To, co zobaczyłem niemal nie różniło się od zdjęć opublikowanych w 1956 roku. varsavianista Jarosław Zieliński
Pan ambasador spytał, jak jak bym sobie wyobrażał takie oprowadzanie, gdzie powinniśmy zacząć. Okazało się, że to było zupełnie puszczone na żywioł, co mnie trochę wystraszyło, ale jakoś zapanowałem nad sytuacją. varsavianista Jarosław Zieliński
To właśnie dzięki niemu i dzięki herbacie z rosyjskim ambasadorem udało się zorganizować dzień otwarty w ambasadzie.
Puszczeni na żywioł
- Pan ambasador spytał, jak bym sobie wyobrażał takie oprowadzanie, gdzie powinniśmy zacząć. Okazało się, że to było zupełnie puszczone na żywioł, co mnie trochę wystraszyło, ale jakoś zapanowałem nad sytuacją - relacjonował varsavianista.

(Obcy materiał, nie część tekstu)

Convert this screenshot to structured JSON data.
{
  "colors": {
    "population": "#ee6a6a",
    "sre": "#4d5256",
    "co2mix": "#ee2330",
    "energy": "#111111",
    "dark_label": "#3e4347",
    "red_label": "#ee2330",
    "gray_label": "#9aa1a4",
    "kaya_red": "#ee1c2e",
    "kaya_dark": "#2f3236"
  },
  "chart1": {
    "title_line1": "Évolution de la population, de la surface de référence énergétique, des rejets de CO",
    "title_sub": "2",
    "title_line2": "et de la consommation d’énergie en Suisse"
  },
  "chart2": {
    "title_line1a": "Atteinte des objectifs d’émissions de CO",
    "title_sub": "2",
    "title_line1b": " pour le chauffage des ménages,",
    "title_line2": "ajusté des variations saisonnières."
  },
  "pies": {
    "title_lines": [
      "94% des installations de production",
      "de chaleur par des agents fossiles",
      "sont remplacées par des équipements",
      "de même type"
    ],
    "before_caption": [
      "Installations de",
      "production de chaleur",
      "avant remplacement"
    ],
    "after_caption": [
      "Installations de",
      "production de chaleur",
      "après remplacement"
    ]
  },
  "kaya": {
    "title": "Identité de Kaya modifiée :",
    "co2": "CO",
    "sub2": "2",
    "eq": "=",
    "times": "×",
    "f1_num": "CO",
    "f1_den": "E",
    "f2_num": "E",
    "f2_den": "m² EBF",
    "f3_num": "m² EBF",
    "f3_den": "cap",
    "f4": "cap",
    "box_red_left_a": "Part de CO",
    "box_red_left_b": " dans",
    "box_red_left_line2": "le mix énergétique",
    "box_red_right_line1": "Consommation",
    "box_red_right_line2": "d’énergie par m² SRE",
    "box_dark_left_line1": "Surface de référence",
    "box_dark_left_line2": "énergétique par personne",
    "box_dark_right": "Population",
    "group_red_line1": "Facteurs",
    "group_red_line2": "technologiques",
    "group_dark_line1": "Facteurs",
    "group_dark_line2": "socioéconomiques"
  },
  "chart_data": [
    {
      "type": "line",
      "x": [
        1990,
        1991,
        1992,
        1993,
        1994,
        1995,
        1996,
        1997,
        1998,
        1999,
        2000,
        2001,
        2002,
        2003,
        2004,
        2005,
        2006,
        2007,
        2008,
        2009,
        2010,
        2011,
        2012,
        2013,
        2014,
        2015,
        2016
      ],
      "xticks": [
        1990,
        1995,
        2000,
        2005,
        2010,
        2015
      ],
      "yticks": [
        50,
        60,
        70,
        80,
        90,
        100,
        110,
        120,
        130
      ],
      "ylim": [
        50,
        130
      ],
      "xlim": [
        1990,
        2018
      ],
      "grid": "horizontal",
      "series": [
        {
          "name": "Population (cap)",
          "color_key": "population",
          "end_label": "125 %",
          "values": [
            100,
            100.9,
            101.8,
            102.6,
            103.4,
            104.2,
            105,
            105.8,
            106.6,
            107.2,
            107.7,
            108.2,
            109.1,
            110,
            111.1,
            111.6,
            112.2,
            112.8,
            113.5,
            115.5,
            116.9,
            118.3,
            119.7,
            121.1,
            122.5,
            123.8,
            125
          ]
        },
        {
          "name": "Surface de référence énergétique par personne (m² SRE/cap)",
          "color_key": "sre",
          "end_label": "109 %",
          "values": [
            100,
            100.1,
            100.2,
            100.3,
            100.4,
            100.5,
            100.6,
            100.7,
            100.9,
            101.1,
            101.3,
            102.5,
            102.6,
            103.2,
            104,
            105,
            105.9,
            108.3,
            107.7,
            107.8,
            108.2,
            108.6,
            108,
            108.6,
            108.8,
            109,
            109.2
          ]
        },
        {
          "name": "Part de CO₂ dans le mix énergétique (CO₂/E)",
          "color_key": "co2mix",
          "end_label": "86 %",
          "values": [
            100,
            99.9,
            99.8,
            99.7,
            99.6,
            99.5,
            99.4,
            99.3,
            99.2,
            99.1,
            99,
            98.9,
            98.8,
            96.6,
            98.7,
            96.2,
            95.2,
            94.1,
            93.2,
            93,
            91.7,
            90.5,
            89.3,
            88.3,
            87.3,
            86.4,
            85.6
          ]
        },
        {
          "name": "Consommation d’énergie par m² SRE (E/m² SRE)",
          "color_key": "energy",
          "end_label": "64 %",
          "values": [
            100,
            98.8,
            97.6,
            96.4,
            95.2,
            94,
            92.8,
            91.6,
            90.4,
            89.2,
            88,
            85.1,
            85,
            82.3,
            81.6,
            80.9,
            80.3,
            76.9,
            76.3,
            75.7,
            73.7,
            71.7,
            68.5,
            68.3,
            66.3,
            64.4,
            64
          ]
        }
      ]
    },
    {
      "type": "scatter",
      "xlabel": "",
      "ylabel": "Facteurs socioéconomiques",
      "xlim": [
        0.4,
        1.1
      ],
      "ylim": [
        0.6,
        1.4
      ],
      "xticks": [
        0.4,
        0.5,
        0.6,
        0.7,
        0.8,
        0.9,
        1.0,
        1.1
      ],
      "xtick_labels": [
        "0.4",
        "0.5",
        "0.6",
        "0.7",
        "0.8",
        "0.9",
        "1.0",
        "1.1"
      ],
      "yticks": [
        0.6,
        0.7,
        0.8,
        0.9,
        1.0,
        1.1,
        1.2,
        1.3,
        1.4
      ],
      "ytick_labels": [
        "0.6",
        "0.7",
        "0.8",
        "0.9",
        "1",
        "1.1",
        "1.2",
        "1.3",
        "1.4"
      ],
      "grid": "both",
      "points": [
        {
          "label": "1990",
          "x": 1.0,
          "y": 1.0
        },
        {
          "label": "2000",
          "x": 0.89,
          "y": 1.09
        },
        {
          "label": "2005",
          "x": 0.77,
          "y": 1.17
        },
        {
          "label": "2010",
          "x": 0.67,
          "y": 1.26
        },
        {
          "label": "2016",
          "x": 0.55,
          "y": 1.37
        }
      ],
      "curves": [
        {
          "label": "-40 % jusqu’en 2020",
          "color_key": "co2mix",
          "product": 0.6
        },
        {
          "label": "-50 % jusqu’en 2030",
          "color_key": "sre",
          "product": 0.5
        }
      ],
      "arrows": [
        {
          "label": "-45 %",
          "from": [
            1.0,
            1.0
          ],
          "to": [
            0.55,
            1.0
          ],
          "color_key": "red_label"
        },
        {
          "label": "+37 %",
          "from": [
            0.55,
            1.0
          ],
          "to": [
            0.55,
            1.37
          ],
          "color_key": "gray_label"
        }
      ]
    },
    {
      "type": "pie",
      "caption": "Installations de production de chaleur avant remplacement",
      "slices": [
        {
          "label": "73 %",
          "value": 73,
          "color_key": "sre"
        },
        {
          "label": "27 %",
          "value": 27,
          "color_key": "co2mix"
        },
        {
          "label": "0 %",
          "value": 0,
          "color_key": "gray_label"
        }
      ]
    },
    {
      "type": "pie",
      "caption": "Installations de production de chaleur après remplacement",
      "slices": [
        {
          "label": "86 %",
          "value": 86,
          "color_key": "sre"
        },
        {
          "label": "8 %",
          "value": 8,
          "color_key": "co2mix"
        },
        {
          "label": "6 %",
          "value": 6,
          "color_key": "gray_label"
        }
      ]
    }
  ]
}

Jak sam mówił, gdyby niejedna publikacja z lat 50. XX wieku, gdzie ukazało się kilka zdjęć wnętrz gmachu, nie miałby większego pojęcia, czego spodziewać się w środku.
- To, co zobaczyłem, niemal nie różniło się od zdjęć opublikowanych w 1956 roku - stwierdził Zieliński.

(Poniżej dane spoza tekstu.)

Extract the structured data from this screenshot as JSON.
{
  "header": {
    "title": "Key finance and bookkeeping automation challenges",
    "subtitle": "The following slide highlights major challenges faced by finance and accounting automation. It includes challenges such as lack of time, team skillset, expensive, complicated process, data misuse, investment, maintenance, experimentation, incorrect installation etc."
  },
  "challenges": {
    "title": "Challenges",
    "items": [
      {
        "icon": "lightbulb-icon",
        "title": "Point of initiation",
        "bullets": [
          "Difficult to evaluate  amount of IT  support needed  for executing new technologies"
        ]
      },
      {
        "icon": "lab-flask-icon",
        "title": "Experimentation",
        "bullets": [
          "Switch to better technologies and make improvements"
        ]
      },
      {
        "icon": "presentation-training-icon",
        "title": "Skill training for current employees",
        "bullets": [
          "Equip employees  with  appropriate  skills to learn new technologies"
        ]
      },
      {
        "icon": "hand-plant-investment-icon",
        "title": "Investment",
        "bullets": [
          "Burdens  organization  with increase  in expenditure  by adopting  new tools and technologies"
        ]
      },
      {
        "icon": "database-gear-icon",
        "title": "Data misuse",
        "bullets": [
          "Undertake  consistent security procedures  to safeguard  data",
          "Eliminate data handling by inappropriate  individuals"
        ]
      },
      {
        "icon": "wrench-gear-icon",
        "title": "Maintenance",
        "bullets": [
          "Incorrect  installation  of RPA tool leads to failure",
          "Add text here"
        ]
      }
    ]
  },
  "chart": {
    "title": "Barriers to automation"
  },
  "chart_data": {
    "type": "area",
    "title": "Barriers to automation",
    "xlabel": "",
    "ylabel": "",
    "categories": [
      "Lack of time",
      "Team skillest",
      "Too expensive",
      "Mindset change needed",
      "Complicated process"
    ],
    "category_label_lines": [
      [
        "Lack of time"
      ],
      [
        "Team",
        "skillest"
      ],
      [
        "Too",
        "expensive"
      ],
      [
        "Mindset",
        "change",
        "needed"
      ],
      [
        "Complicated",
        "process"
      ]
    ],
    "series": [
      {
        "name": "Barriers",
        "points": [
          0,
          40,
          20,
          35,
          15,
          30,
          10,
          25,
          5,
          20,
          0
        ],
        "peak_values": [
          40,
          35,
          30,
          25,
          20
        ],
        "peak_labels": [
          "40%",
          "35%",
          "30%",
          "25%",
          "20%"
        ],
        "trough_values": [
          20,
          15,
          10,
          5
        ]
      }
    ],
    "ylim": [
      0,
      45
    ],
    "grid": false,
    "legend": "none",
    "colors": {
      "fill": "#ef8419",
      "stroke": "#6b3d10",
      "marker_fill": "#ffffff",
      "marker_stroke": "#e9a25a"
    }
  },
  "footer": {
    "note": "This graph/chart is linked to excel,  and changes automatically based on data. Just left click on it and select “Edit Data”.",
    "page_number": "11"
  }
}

Co ciekawe, w centralnej rotundzie więcej jest elementów polskich (m.in. mozaiki przedstawiające 3 pory roku), z kolei w salach audiencyjnych odnaleźć możemy herby Związku Radzieckiego.

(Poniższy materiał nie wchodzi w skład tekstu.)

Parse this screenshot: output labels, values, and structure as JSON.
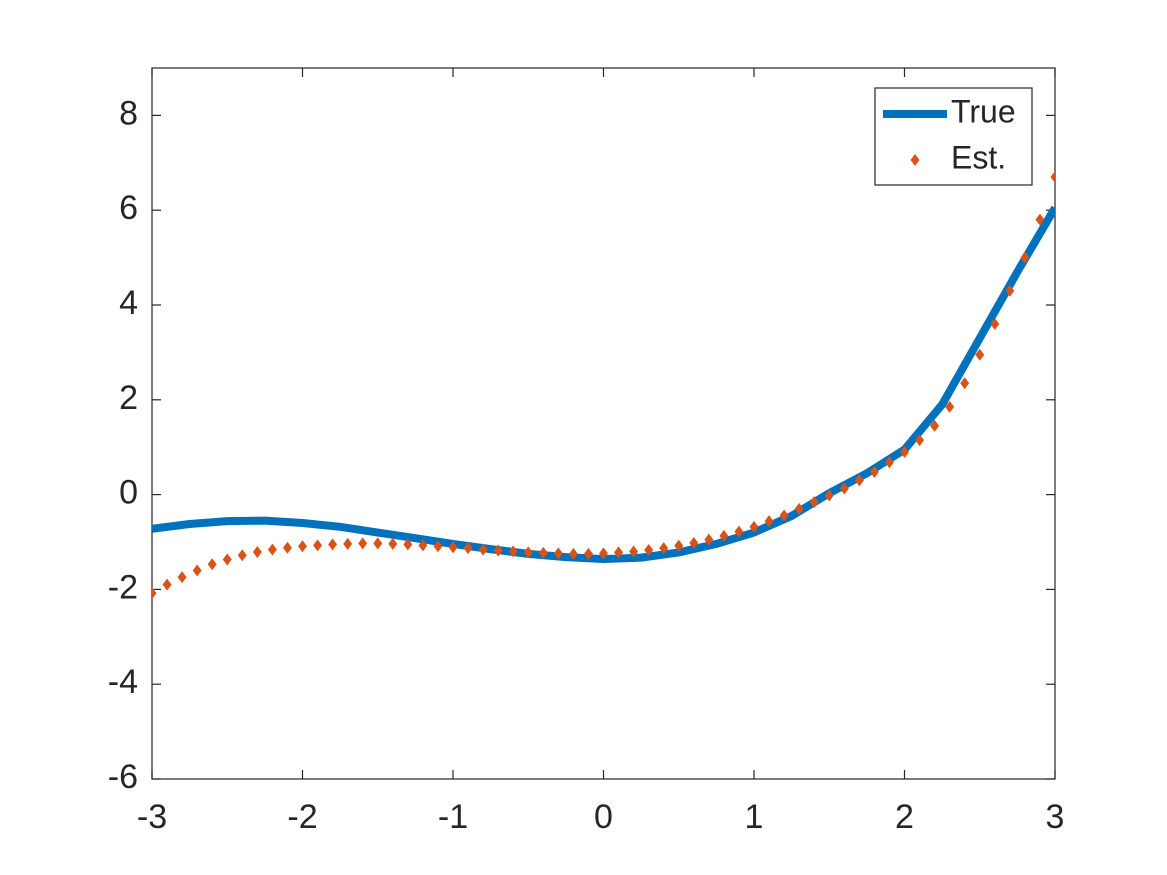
{
  "chart_data": {
    "type": "line",
    "xlim": [
      -3,
      3
    ],
    "ylim": [
      -6,
      9
    ],
    "xticks": [
      -3,
      -2,
      -1,
      0,
      1,
      2,
      3
    ],
    "yticks": [
      -6,
      -4,
      -2,
      0,
      2,
      4,
      6,
      8
    ],
    "grid": false,
    "legend": "top-right",
    "series": [
      {
        "name": "True",
        "color": "#0072BD",
        "style": "line",
        "x": [
          -3,
          -2.75,
          -2.5,
          -2.25,
          -2,
          -1.75,
          -1.5,
          -1.25,
          -1,
          -0.75,
          -0.5,
          -0.25,
          0,
          0.25,
          0.5,
          0.75,
          1,
          1.25,
          1.5,
          1.75,
          2,
          2.25,
          2.5,
          2.75,
          3
        ],
        "values": [
          -0.72,
          -0.62,
          -0.56,
          -0.55,
          -0.6,
          -0.68,
          -0.8,
          -0.92,
          -1.04,
          -1.15,
          -1.25,
          -1.32,
          -1.36,
          -1.33,
          -1.22,
          -1.04,
          -0.8,
          -0.45,
          0.03,
          0.45,
          0.95,
          1.9,
          3.3,
          4.7,
          6.05
        ]
      },
      {
        "name": "Est.",
        "color": "#D95319",
        "style": "diamond",
        "x": [
          -3,
          -2.9,
          -2.8,
          -2.7,
          -2.6,
          -2.5,
          -2.4,
          -2.3,
          -2.2,
          -2.1,
          -2,
          -1.9,
          -1.8,
          -1.7,
          -1.6,
          -1.5,
          -1.4,
          -1.3,
          -1.2,
          -1.1,
          -1,
          -0.9,
          -0.8,
          -0.7,
          -0.6,
          -0.5,
          -0.4,
          -0.3,
          -0.2,
          -0.1,
          0,
          0.1,
          0.2,
          0.3,
          0.4,
          0.5,
          0.6,
          0.7,
          0.8,
          0.9,
          1,
          1.1,
          1.2,
          1.3,
          1.4,
          1.5,
          1.6,
          1.7,
          1.8,
          1.9,
          2,
          2.1,
          2.2,
          2.3,
          2.4,
          2.5,
          2.6,
          2.7,
          2.8,
          2.9,
          3
        ],
        "values": [
          -2.08,
          -1.9,
          -1.74,
          -1.6,
          -1.47,
          -1.37,
          -1.28,
          -1.21,
          -1.16,
          -1.12,
          -1.09,
          -1.07,
          -1.05,
          -1.04,
          -1.03,
          -1.03,
          -1.04,
          -1.05,
          -1.07,
          -1.09,
          -1.11,
          -1.13,
          -1.16,
          -1.18,
          -1.2,
          -1.22,
          -1.23,
          -1.24,
          -1.25,
          -1.25,
          -1.24,
          -1.22,
          -1.2,
          -1.17,
          -1.13,
          -1.08,
          -1.02,
          -0.95,
          -0.87,
          -0.78,
          -0.68,
          -0.56,
          -0.44,
          -0.3,
          -0.16,
          -0.02,
          0.13,
          0.3,
          0.48,
          0.68,
          0.9,
          1.15,
          1.45,
          1.85,
          2.35,
          2.95,
          3.6,
          4.3,
          5.0,
          5.8,
          6.7
        ]
      }
    ]
  }
}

Monumentalnie, ale umiarkowanie
Mimo rozmachu budowli, nie jest ona zimna - zaznacza varsavianista. - Bardzo zdziwiło mnie to, że sień i ta główna klatka schodowa wprawdzie są monumentalne, ale jednak zrobione w takim bardzo umiarkowanym socrealizmie, bez nadmiaru zdobień - komentował swoje wrażenia historyk Warszawy.
- Nie ma tam tego moskiewskiego "tortu", którego należałoby się spodziewać w gigantycznej ilości - dodał.
Szybka decyzja
Zdaniem Zielińskiego pomysł wpuszczenia szczęśliwców do ambasady musiał być zrealizowany szybko. - Gdyby dawno to sobie planowali, to nie wierzę, że by nas uraczyli wystawą o życiu i działaniach ministra Gromyki - ocenił. Andriej Gromyko był przez prawie 30 lat ministrem spraw zagranicznym ZSRR.
Strona rosyjska nie przygotowała też żadnych pomocy i ściągawek dla zwiedzających, a wiedza pracowników ambasady była mniejsza, od varsavianisty który, jak zaznaczył, nie miał jej bardzo wiele.
- Poszli na żywioł, ale dobrze, że poszli. To takie rzadkie w naszych stosunkach - podsumował Zieliński.